Nuove forme di collaborazione tra corti regionali per i diritti umani

Declaration of San José

 Approfondiemnto n. 43/2019                                                                                                                                                                                                                                                                            

In occasione del 40esimo anniversario dall’entrata in vigore del Patto di San José del 1969e dalla contestuale creazione della Corte Interamericana dei diritti umani, il Presidente di quest’ultima, insieme agli omologhi di altre due corti sovranazionali - la Corte africana per i diritti umani e dei popoli e la Corte europea dei diritti dell’uomo – si sono riuniti in Costa Rica dove il 18 luglio 2018 hanno firmato la Dichiarazione di San José al fine di favorire il dialogo istituzionale e giurisprudenziale, la condivisione di informazioni e buone pratiche e il rafforzamento della cooperazione. 

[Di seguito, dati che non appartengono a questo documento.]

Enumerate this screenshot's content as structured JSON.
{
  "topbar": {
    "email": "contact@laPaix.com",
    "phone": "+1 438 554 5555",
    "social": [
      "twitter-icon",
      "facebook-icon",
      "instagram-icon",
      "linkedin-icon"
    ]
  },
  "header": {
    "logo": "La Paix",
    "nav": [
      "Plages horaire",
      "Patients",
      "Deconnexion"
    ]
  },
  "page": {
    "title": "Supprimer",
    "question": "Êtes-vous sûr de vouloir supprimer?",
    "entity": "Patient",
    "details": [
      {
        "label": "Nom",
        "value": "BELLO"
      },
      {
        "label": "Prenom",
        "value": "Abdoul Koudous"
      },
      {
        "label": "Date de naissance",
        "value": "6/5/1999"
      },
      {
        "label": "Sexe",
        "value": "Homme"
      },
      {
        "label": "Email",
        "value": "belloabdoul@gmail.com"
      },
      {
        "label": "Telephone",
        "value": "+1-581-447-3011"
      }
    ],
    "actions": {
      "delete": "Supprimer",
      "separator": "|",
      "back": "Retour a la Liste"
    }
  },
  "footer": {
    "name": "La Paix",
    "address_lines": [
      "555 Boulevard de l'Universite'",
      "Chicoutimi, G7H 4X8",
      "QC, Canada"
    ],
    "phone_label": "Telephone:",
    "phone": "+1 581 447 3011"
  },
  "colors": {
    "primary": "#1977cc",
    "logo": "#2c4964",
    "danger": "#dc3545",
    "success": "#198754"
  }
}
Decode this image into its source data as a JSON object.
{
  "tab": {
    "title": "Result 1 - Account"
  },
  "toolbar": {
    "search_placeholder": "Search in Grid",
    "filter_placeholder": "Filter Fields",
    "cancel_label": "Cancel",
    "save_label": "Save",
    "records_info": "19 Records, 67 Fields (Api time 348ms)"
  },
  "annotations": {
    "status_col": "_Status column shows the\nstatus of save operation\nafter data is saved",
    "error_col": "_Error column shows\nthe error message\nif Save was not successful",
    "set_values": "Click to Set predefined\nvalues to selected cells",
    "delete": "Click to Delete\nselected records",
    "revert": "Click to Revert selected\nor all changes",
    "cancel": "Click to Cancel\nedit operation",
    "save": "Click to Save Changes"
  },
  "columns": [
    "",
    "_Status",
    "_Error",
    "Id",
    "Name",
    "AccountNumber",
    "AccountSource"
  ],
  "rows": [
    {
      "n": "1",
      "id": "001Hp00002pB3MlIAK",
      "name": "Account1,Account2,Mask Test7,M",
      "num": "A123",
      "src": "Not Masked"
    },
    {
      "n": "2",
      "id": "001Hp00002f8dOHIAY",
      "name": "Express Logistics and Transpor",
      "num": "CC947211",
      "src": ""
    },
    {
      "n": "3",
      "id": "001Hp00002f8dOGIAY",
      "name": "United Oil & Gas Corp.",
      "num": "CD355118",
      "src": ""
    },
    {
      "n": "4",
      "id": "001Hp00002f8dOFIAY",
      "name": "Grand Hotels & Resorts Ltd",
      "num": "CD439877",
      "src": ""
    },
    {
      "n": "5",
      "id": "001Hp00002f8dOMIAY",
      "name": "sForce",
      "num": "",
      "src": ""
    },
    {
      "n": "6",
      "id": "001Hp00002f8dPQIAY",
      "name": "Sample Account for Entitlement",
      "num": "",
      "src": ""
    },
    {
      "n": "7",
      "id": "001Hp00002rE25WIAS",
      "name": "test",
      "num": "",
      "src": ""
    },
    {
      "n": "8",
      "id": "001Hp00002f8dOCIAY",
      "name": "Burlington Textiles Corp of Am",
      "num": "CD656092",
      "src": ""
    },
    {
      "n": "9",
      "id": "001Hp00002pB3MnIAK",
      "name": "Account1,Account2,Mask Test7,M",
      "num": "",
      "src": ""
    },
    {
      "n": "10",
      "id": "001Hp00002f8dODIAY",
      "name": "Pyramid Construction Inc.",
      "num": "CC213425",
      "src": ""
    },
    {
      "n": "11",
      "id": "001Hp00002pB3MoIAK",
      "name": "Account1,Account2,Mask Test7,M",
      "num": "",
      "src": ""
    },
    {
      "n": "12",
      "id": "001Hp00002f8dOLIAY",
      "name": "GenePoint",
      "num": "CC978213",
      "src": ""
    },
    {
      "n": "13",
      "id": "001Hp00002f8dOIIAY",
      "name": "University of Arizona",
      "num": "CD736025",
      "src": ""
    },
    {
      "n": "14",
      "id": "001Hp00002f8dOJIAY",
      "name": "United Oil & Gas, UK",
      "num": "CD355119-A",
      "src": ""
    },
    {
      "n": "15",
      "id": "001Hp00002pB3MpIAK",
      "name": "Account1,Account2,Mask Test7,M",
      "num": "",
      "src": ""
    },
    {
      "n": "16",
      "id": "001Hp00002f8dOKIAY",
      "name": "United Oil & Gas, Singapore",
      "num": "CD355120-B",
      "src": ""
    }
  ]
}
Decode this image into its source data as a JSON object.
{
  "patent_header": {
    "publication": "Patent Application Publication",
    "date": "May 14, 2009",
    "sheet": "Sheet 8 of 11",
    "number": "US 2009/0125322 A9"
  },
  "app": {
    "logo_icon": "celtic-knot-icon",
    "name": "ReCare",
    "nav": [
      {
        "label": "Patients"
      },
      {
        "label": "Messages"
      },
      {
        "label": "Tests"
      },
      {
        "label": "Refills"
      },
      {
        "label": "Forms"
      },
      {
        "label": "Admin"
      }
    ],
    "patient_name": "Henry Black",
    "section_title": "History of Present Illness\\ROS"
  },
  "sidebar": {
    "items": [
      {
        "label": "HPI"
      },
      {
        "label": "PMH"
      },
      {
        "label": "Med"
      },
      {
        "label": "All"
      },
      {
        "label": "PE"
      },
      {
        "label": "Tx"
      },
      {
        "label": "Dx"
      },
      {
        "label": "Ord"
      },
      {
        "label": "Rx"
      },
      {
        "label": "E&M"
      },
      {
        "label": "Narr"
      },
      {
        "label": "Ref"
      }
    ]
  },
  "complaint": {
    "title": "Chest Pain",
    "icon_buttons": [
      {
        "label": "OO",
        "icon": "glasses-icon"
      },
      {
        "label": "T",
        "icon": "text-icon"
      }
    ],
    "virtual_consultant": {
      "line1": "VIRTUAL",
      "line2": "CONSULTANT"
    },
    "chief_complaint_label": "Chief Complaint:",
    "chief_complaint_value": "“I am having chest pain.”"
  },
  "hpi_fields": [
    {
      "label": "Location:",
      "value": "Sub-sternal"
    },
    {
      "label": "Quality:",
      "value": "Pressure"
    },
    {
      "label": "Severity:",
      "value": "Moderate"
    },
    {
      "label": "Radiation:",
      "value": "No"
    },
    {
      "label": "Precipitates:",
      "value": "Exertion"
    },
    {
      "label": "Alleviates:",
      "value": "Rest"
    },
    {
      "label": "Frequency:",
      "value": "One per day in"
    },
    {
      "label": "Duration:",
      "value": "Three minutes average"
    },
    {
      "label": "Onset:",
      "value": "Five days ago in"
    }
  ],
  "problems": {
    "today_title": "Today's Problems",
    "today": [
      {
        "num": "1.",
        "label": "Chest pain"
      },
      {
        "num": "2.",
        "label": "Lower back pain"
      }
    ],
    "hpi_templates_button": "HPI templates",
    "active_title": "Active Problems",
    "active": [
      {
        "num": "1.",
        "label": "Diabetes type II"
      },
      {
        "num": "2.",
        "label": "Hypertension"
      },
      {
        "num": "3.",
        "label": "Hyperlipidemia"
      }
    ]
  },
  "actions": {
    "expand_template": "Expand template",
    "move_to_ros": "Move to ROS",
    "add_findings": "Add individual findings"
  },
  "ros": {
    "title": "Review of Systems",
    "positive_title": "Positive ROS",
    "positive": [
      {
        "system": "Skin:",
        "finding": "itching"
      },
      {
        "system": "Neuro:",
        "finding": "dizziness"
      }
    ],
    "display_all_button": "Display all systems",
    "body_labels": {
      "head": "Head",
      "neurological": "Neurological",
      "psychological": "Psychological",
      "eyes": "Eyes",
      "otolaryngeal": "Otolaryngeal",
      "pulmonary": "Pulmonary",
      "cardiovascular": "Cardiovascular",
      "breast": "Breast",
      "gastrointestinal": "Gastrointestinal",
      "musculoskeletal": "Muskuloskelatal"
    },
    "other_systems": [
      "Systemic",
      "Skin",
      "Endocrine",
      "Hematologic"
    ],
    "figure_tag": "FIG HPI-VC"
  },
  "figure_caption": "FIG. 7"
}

Sulla scorta di tale iniziativa, i rappresentanti delle tre corti si sono riuniti per la prima volta a Kampala (28-29 ottobre 2019), dove hanno discusso di ostacoli e sfide principali in materia di tutela dei effettiva dei diritti umani e collaborazione tra corti, riaffermando l’importanza che la salvaguardia dei diritti umani - e in particolare la tutela del diritto di accesso alla giustizia - rivestono in ogni democrazia in quanto strumenti fondamentali per favorire il rafforzamento dello stato di diritto e delle stesse istituzioni democratiche. 

Nel corso del Forum, conclusosi con la firma di un Memorandum d’intesa, le tre corti, oltre ad aggiornarsi sui principali sviluppi istituzionali, normativi e giurisprudenziali e sulle difficoltà incontrate nello svolgimento delle proprie funzioni, hanno altresì discusso delle misure e dei meccanismi più efficaci per garantire relazioni reciproche solide e costruttive.

Nel dettaglio, l’impegno delle corti si sta concretizzando in una serie di spinte dirette a: stimolare l’interesse di organismi nazionali, società civile e privati cittadini per far sì che diano il loro contributo e supporto al progetto delle tre corti e ai prossimi incontri ufficiali (il secondo programmato per il 2021, si terrà a Strasburgo presso la Corte EDU). Un obiettivo fondamentale è anche quello di garantire il coinvolgimento di altri soggetti - attivi tanto a livello regionale quanto globale - interessati alla questione della difesa e della promozione dei diritti umani, ma anche facilitare scambi di personale, incrementare la condivisione di conoscenze per via telematica su questioni di particolare rilievo - tra cui la violenza contro le donne, il cambiamento climatico, la bioetica, il terrorismo e le migrazioni.

Le corti si sono accordate anche per sviluppare e offrire corsi on-line in materia di protezione dei diritti umani, pubblicare con cadenza annuale un report dettagliato e commentato sulle sentenze più significative, e condividere maggiormente la propria giurisprudenza con i giudici nazionali, per favorirne il richiamo all’interno dei singoli ordinamentie rafforzarne la portata nel lungo periodo.